E Adieu To Don And Mad Men And Women We Love


“Mad Men” ends tonight and so will the closest I will ever experience a fetish in my lifetime.  I’m willing to succumb to the most self-indulgent continuing confection ever captured on film. I ask for no mercy relieving me from “Mad Mens” creator, master storyteller, satirist, and magician.  

How did the world of “Mad Men” collide with present times? For starters, it changed the landscape of the internet. 

It kick started the birth of the fan-obsessed blogs examining every trivial historic reference.The Weiner cruel teases, clues, and conspiracy theories. I always loved the bloggers who would notice that the neckties worn in the show were not historically accurate for that time period.

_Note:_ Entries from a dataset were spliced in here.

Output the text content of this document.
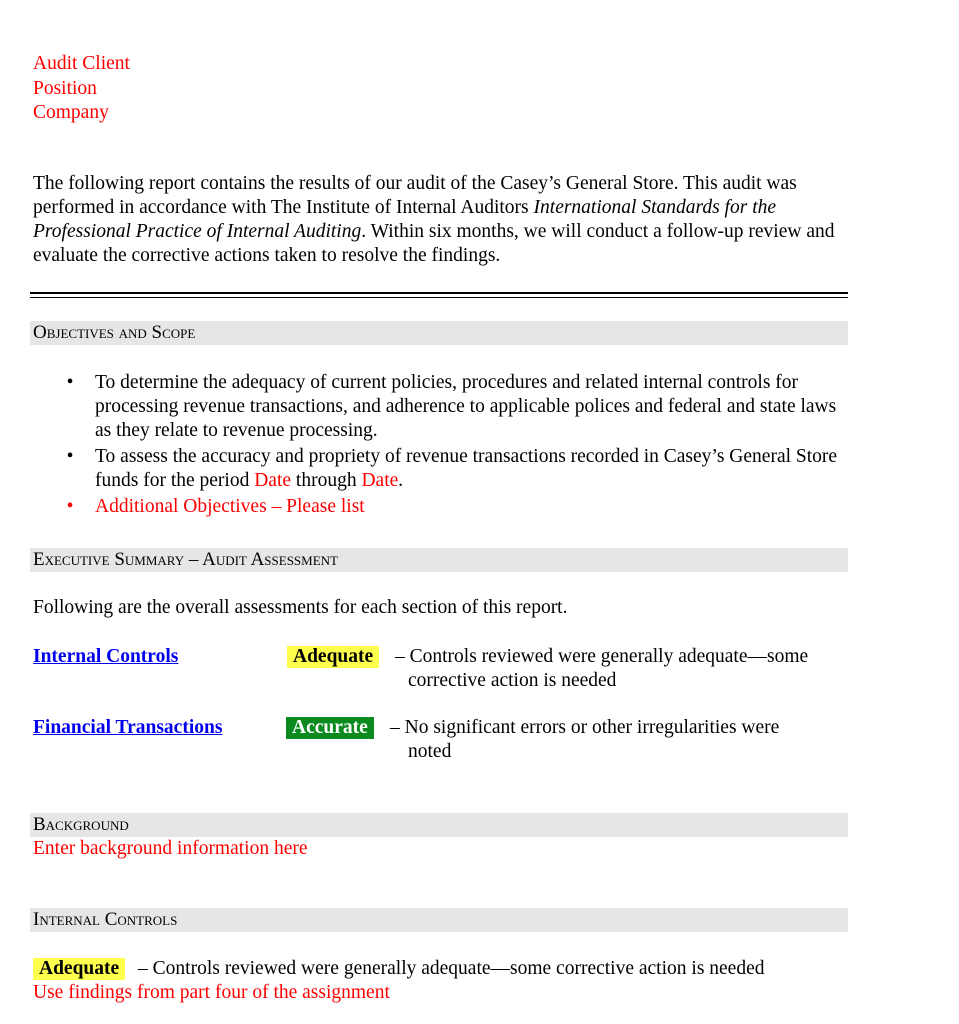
Audit Client
Position
Company
The following report contains the results of our audit of the Casey’s General Store. This audit was performed in accordance with The Institute of Internal Auditors International Standards for the Professional Practice of Internal Auditing. Within six months, we will conduct a follow-up review and evaluate the corrective actions taken to resolve the findings.
Objectives and Scope
•	To determine the adequacy of current policies, procedures and related internal controls for processing revenue transactions, and adherence to applicable polices and federal and state laws as they relate to revenue processing.
•	To assess the accuracy and propriety of revenue transactions recorded in Casey’s General Store funds for the period Date through Date.
•	Additional Objectives – Please list
Executive Summary – Audit Assessment
Following are the overall assessments for each section of this report.
Internal Controls	Adequate	– Controls reviewed were generally adequate—some
corrective action is needed
Financial Transactions	Accurate	– No significant errors or other irregularities were
noted
Background
Enter background information here
Internal Controls
Adequate – Controls reviewed were generally adequate—some corrective action is needed
Use findings from part four of the assignment
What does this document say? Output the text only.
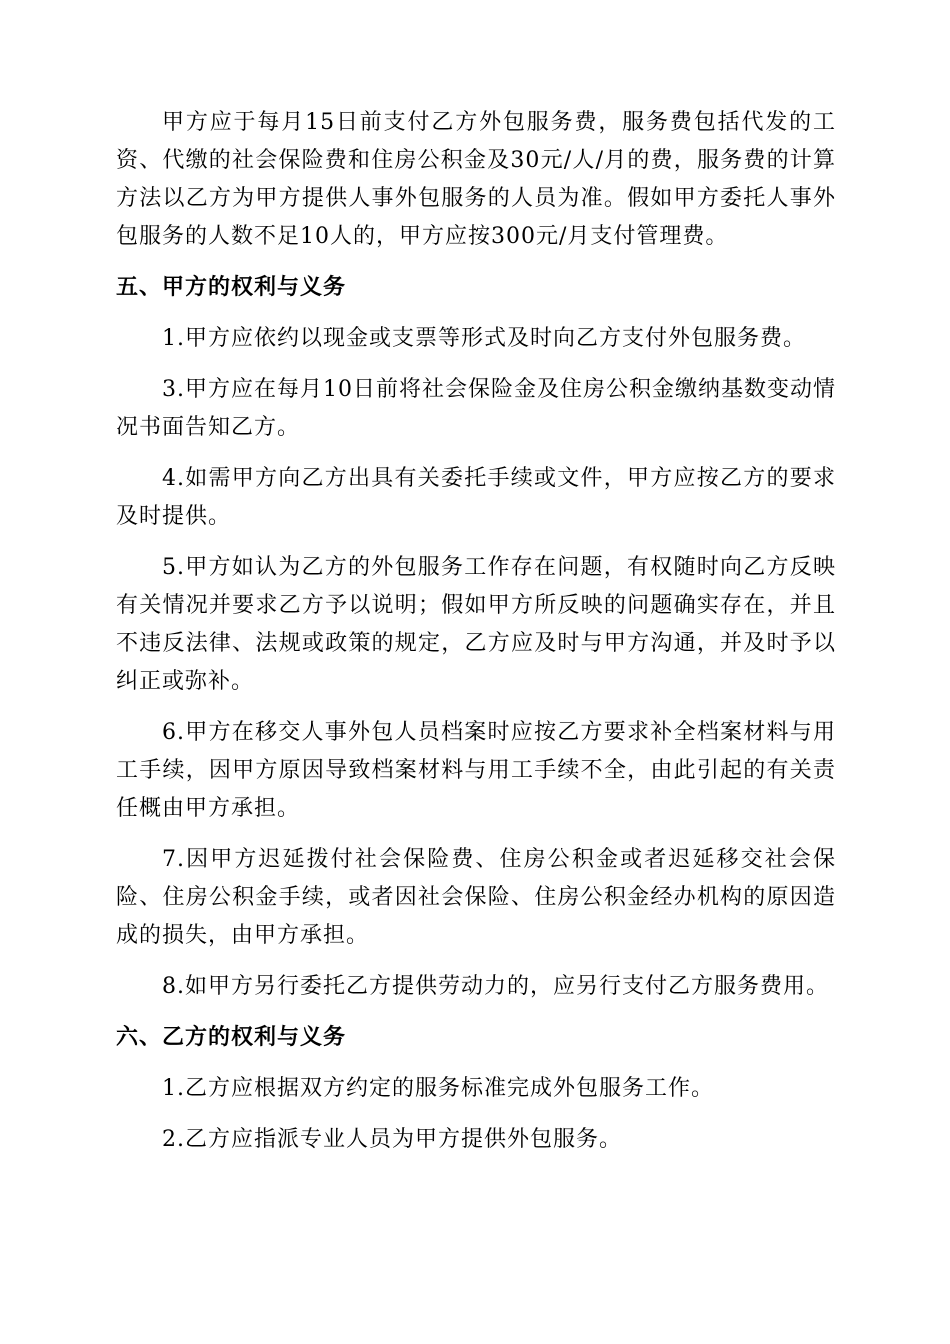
甲方应于每月15日前支付乙方外包服务费，服务费包括代发的工资、代缴的社会保险费和住房公积金及30元/人/月的费，服务费的计算方法以乙方为甲方提供人事外包服务的人员为准。假如甲方委托人事外包服务的人数不足10人的，甲方应按300元/月支付管理费。

五、甲方的权利与义务

1.甲方应依约以现金或支票等形式及时向乙方支付外包服务费。

3.甲方应在每月10日前将社会保险金及住房公积金缴纳基数变动情况书面告知乙方。

4.如需甲方向乙方出具有关委托手续或文件，甲方应按乙方的要求及时提供。

5.甲方如认为乙方的外包服务工作存在问题，有权随时向乙方反映有关情况并要求乙方予以说明；假如甲方所反映的问题确实存在，并且不违反法律、法规或政策的规定，乙方应及时与甲方沟通，并及时予以纠正或弥补。

6.甲方在移交人事外包人员档案时应按乙方要求补全档案材料与用工手续，因甲方原因导致档案材料与用工手续不全，由此引起的有关责任概由甲方承担。

7.因甲方迟延拨付社会保险费、住房公积金或者迟延移交社会保险、住房公积金手续，或者因社会保险、住房公积金经办机构的原因造成的损失，由甲方承担。

8.如甲方另行委托乙方提供劳动力的，应另行支付乙方服务费用。

六、乙方的权利与义务

1.乙方应根据双方约定的服务标准完成外包服务工作。

2.乙方应指派专业人员为甲方提供外包服务。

They weren’t nearly as thin as you can see in a Brooks Brothers ad from 1962.

A giant esoteric hole will be left where the loyal fan base once existed. Gone will be the thousands of iTunes podcasts. The thousands of Google searches for the “roly poly tumbler” or the “fat Betty.”

No one should be sadder than AMC. This once pathetic excuse for a cable station took the bait, Weiner’s six-year-old script, where HBO and Showtime stupidly did not. $2 million per show was a big risk when “original content” was a dirty word. 

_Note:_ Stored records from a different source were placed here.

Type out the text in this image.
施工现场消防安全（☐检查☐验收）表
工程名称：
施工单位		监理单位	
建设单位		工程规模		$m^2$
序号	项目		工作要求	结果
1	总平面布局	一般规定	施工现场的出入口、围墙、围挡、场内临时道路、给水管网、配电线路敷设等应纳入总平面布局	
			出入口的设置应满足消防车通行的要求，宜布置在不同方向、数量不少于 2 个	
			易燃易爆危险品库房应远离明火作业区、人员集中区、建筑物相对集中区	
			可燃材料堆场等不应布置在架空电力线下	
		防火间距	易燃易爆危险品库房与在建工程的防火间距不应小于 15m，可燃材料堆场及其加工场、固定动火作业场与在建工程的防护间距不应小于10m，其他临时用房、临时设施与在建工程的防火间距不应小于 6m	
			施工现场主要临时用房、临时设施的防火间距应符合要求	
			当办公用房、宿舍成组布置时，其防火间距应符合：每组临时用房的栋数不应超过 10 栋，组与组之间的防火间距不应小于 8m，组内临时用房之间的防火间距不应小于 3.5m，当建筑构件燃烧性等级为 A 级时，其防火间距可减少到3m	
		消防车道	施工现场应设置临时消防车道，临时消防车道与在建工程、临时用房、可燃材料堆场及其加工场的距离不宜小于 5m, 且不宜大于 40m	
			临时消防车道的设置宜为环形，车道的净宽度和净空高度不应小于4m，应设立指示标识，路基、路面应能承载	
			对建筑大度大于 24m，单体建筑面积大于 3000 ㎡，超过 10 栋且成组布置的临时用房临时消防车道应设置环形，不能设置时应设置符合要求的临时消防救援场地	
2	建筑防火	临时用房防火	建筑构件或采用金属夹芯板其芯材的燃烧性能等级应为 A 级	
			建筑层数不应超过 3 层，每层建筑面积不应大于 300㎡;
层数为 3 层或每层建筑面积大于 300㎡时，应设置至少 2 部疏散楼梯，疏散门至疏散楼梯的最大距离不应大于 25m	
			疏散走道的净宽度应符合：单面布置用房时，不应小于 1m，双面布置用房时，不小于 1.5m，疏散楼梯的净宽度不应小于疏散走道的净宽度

That was back in 2007. It didn’t take the world long to figure out and fall in love with “Mad Men” –  it won the Emmy in 2008. If it had run on network TV it would have been cancelled three shows into the season. “Mad Men” never garnered the audience of “Walking Dead” or “House of Cards.” But that remains its singular appeal. It is in the pantheon of a mass-merchandised vehicle, but at the same time maintains an air of elitism.

It also did something else. 

It gave birth to the binge-watcher. It captured the zeitgeist of a new phenomenon, ignited by the plethora of new technology more than willing to “feed the beast.”